Juan Carlos Caceres : « Le tango n’a exploré que 10 % de ses potentialités expressives »

Editeur : la Salida n°18, avril-mai 2000

Auteur : Fabrice Hatem (propos recueillis par)

ImagePianiste, compositeur, poète, arrangeur, peintre, Juan Carlos Caceres se définit comme un  »artiste polyvalent et multimédia ». Parti d’Argentine depuis 1966 pour cause de dictature militaire, il s’installe en France en 1968. Issu du tango populaire, il fait des incursions dans le rock, le jazz, les musiques latines et brésiliennes avant de revenir au tango dont il cherche à révéler les potentialités encore inexplorées.
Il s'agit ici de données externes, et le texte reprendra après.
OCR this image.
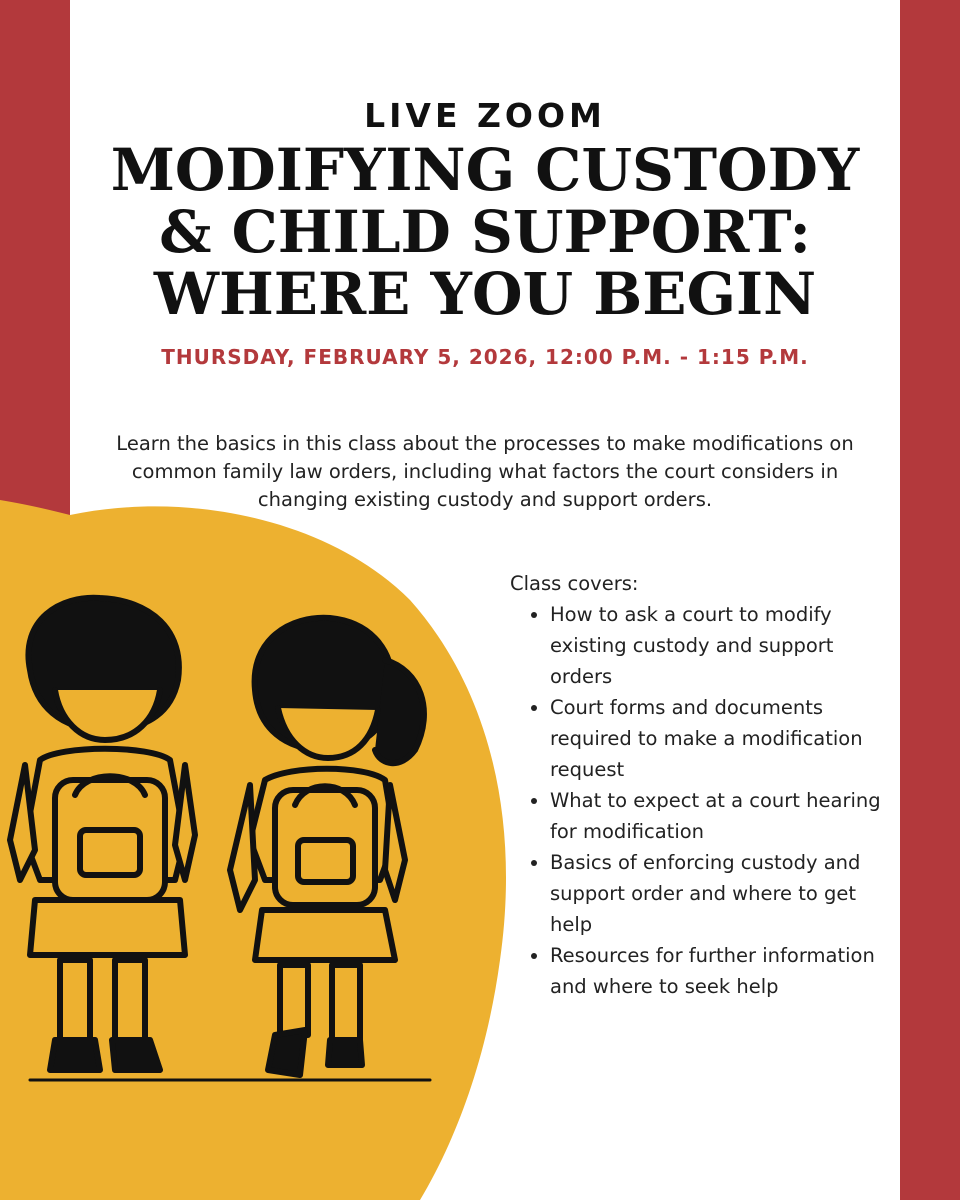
LIVE ZOOM

MODIFYING CUSTODY
& CHILD SUPPORT:
WHERE YOU BEGIN
THURSDAY, FEBRUARY 5, 2026, 12:00 P.M. - 1:15 P.M.

Learn the basics in this class about the processes to make modifications on common family law orders, including what factors the court considers in changing existing custody and support orders.

Class covers:

• How to ask a court to modify existing custody and support orders
• Court forms and documents required to make a modification request
• What to expect at a court hearing for modification
• Basics of enforcing custody and support order and where to get help
• Resources for further information and where to seek help
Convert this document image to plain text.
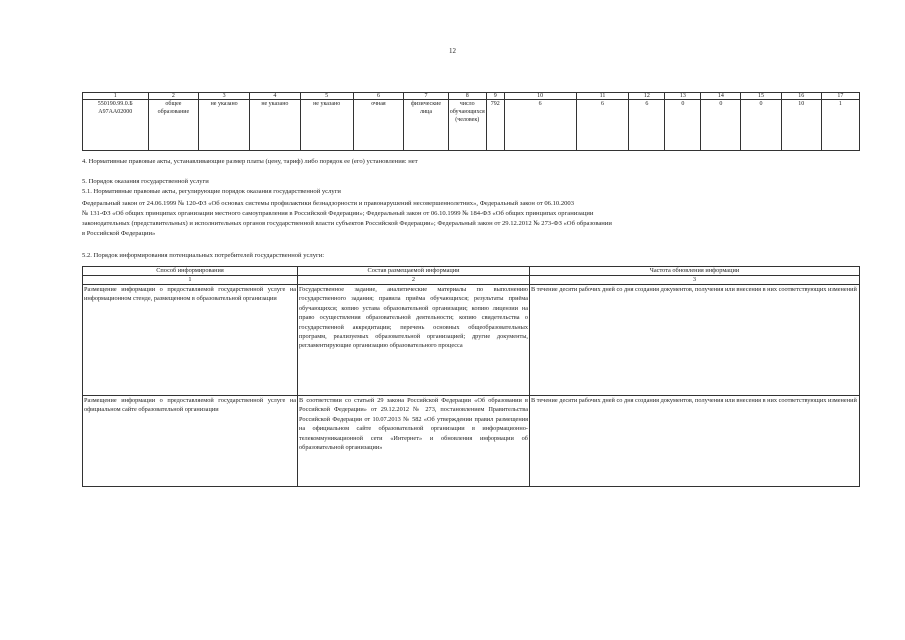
12
1	2	3	4	5	6	7	8	9	10	11	12	13	14	15	16	17
550190.99.0.Б А97АА02000	общее образование	не указано	не указано	не указано	очная	физические лица	число обучающихся (человек)	792	6	6	6	0	0	0	10	1
4. Нормативные правовые акты, устанавливающие размер платы (цену, тариф) либо порядок ее (его) установления: нет
5. Порядок оказания государственной услуги
5.1. Нормативные правовые акты, регулирующие порядок оказания государственной услуги
Федеральный закон от 24.06.1999 № 120-ФЗ «Об основах системы профилактики безнадзорности и правонарушений несовершеннолетних», Федеральный закон от 06.10.2003
№ 131-ФЗ «Об общих принципах организации местного самоуправления в Российской Федерации»; Федеральный закон от 06.10.1999 № 184-ФЗ «Об общих принципах организации
законодательных (представительных) и исполнительных органов государственной власти субъектов Российской Федерации»; Федеральный закон от 29.12.2012 № 273-ФЗ «Об образовании
в Российской Федерации»
5.2. Порядок информирования потенциальных потребителей государственной услуги:
Способ информирования	Состав размещаемой информации	Частота обновления информации
1	2	3
Размещение информации о предоставляемой государственной услуге на информационном стенде, размещенном в образовательной организации	Государственное задание, аналитические материалы по выполнению государственного задания; правила приёма обучающихся; результаты приёма обучающихся; копию устава образовательной организации; копию лицензии на право осуществления образовательной деятельности; копию свидетельства о государственной аккредитации; перечень основных общеобразовательных программ, реализуемых образовательной организацией; другие документы, регламентирующие организацию образовательного процесса	В течение десяти рабочих дней со дня создания документов, получения или внесения в них соответствующих изменений
Размещение информации о предоставляемой государственной услуге на официальном сайте образовательной организации	В соответствии со статьей 29 закона Российской Федерации «Об образовании в Российской Федерации» от 29.12.2012 № 273, постановлением Правительства Российской Федерации от 10.07.2013 № 582 «Об утверждении правил размещения на официальном сайте образовательной организации в информационно-телекоммуникационной сети «Интернет» и обновления информации об образовательной организации»	В течение десяти рабочих дней со дня создания документов, получения или внесения в них соответствующих изменений
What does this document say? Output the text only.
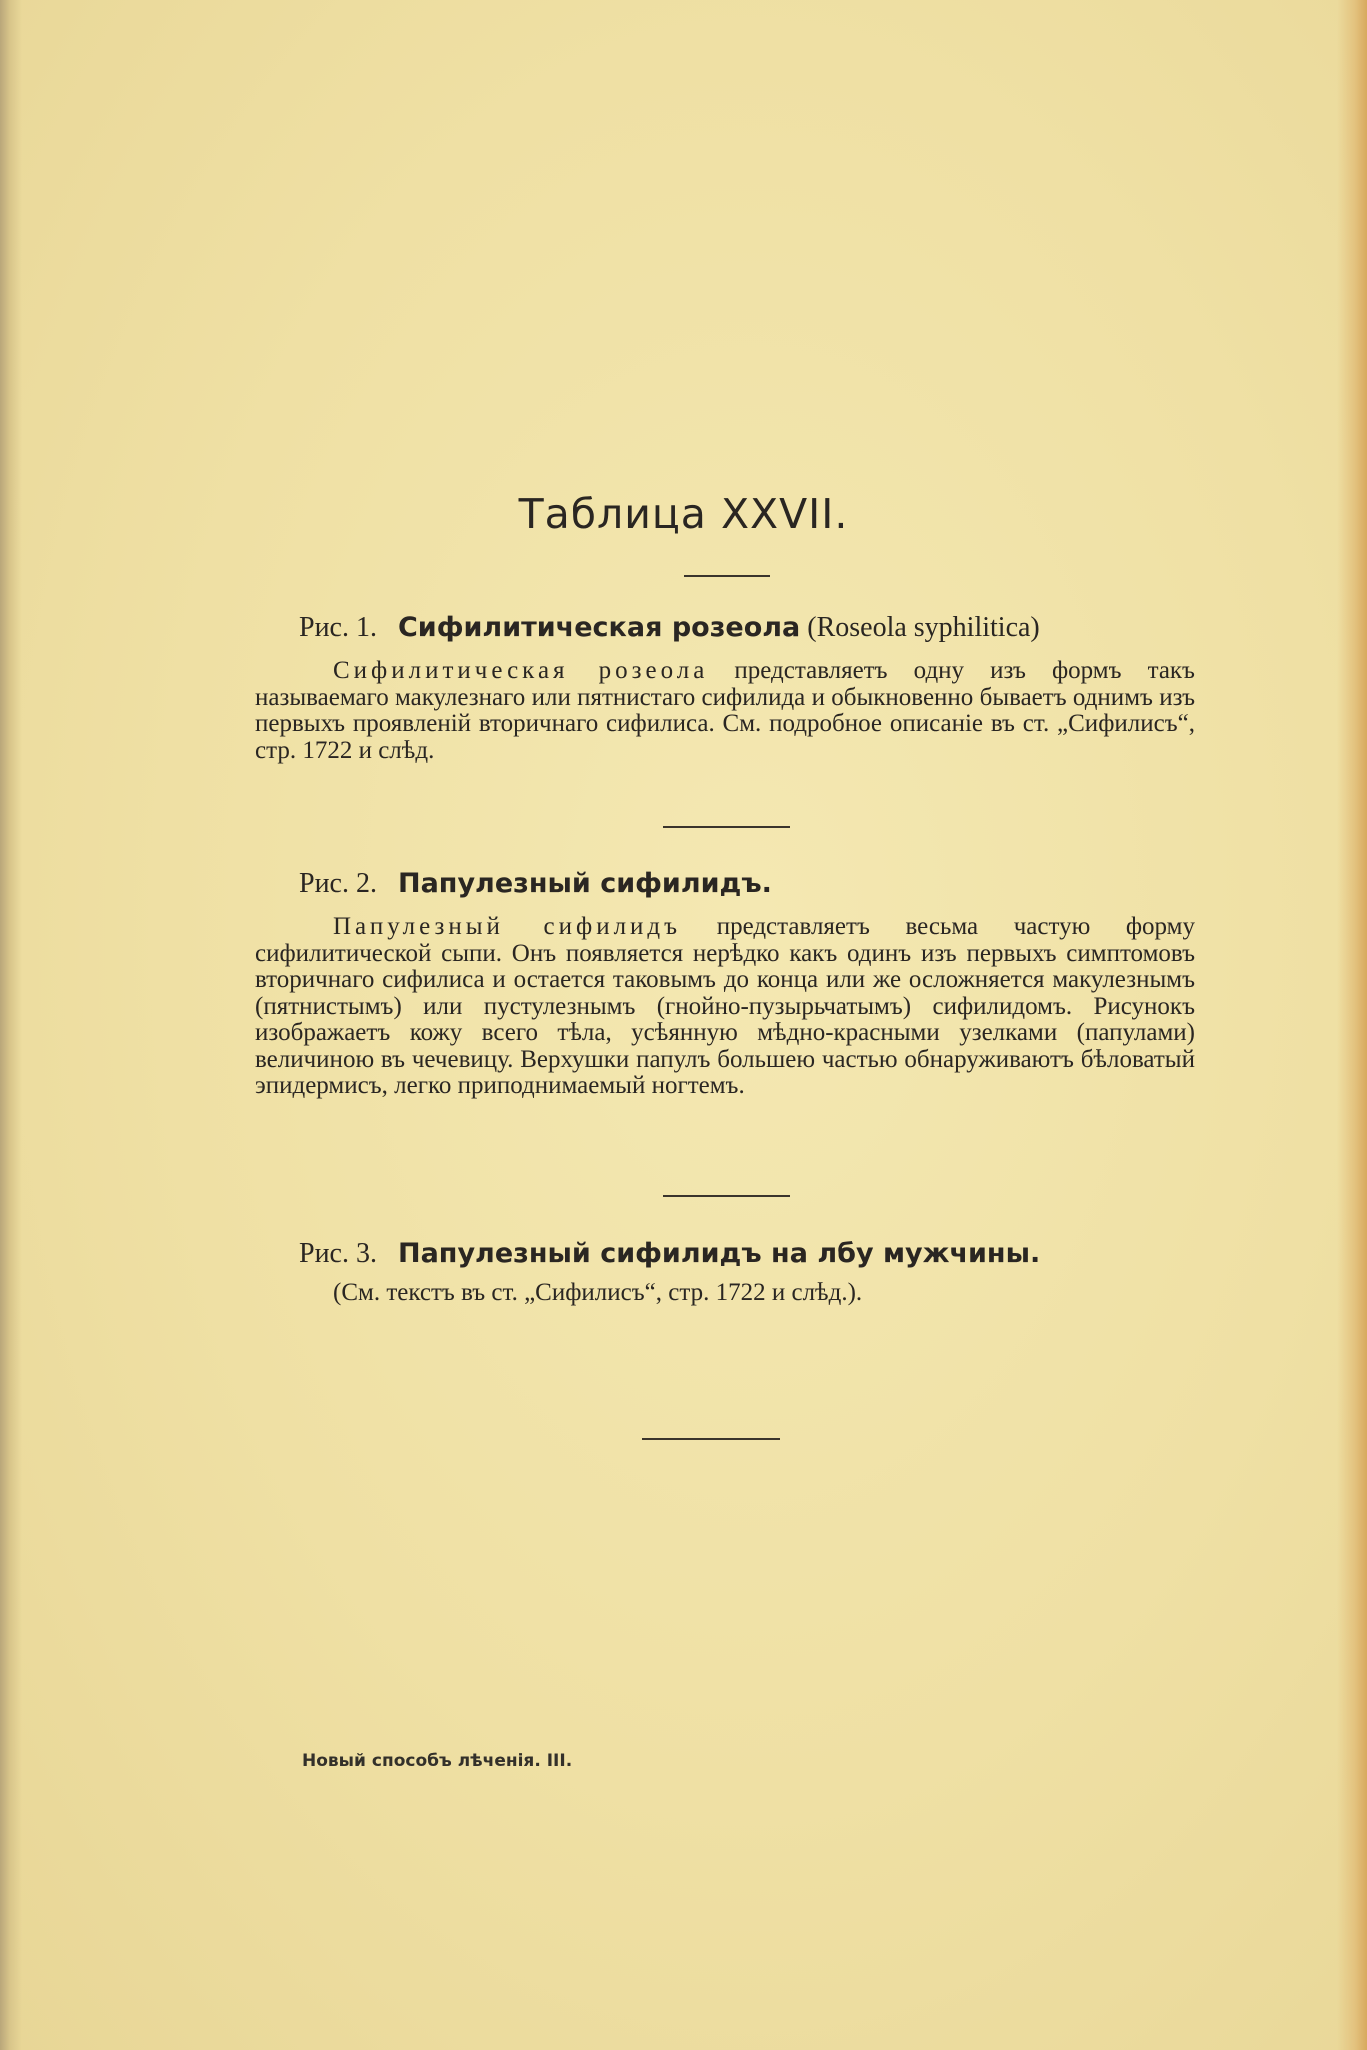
Таблица XXVII.
Рис. 1. Сифилитическая розеола (Roseola syphilitica)
Сифилитическая розеола представляетъ одну изъ формъ такъ называемаго макулезнаго или пятнистаго сифилида и обыкновенно бываетъ однимъ изъ первыхъ проявленій вторичнаго сифилиса. См. подробное описаніе въ ст. „Сифилисъ“, стр. 1722 и слѣд.
Рис. 2. Папулезный сифилидъ.
Папулезный сифилидъ представляетъ весьма частую форму сифилитической сыпи. Онъ появляется нерѣдко какъ одинъ изъ первыхъ симптомовъ вторичнаго сифилиса и остается таковымъ до конца или же осложняется макулезнымъ (пятнистымъ) или пустулезнымъ (гнойно-пузырьчатымъ) сифилидомъ. Рисунокъ изображаетъ кожу всего тѣла, усѣянную мѣдно-красными узелками (папулами) величиною въ чечевицу. Верхушки папулъ большею частью обнаруживаютъ бѣловатый эпидермисъ, легко приподнимаемый ногтемъ.
Рис. 3. Папулезный сифилидъ на лбу мужчины.
(См. текстъ въ ст. „Сифилисъ“, стр. 1722 и слѣд.).
Новый способъ лѣченія. III.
Ses CD récents, comme  »Solo » en 1992,  »Sudacas » en 1995,  »Intimo » en 1997,  »Tango negro » en 1999 témoignent de cette recherche incessante d’un enrichissement rythmique, d’un retour aux sources noires, d’une fusion avec d’autres styles musicaux. Cet innovateur iconoclaste est aussi profondément enraciné dans la culture musicale populaire du Rio de la Plata, dont il est devenu l’un des meilleurs historiens, constamment sollicité pour animer conférences et colloques.

Le tango est-il un creuset culturel ?

De toutes les musiques du XXème siècle, le tango est celle qui intègre le plus large spectre de cultures. Le jazz naît dans les fanfares issues de la guerre de sécession qui interprètent simplement des rythmes africains sur des instruments européens. Dans le tango, on trouve le candombe noir, la habanera créole, le mélodisme et la nostalgie des italiens, la tradition populaire espagnole , les influences d’Europe centrale apportées par l’immigration juive , le bandonéon allemand… C’est pratiquement la première  »world music » avant la lettre.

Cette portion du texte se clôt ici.